Zu freundliche Mitarbeiterbeurteilungen verzerren das Talent-Management.
Man will es sich ja nicht mit seinen Mitarbeitern verscherzen. Deshalb neigen Abteilungsleiter dazu, Schwächere im Team zu gut zu beurteilen. Damit kaschieren sie die Leistungsunterschiede in der Abteilung, erschweren es aber dem Talent-Management, die echten Talente zu erkennen und zu fördern. Zu diesem Schluss kam die WU-Professorin Isabella Grabner vom Institut für Unternehmensführung nach der Analyse des Beurteilungsverhaltens von 1000 Abteilungsleitern.

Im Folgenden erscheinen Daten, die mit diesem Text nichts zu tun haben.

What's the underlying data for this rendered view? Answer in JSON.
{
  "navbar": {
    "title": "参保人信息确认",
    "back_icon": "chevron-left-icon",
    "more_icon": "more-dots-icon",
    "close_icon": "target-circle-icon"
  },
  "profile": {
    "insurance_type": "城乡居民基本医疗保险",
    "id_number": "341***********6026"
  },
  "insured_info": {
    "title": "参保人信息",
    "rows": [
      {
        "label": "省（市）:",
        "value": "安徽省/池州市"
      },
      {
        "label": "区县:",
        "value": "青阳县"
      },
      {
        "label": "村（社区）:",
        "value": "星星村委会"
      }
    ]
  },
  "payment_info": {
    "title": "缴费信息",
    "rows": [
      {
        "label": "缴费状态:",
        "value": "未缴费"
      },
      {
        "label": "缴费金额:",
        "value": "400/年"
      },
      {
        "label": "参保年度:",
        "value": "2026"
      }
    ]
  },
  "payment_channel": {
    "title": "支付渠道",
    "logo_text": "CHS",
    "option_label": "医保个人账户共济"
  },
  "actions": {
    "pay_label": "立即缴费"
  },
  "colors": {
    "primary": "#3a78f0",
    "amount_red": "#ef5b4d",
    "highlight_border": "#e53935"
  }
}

Eine Lösung hat sie auch: ein Calibration Commitee zu installieren, das danach die Bewertungen mit dem Abteilungsleiter einzeln reflektiert und gegebenenfalls revidiert. In den USA leisten sich bereits 43 Prozent der Unternehmen ein solches Calibration Commitee, obwohl es Zeit und Geld kostet. Doch die Bewertungen sind dann realitätsnäher, das Talent-Management kann verzerrungsfreie Schlüsse ziehen.
Die Abteilungsleiter haben auch etwas davon: Es zeigte sich, dass jene, die von vornherein differenziert bewerteten, selbst schneller Karriere machten.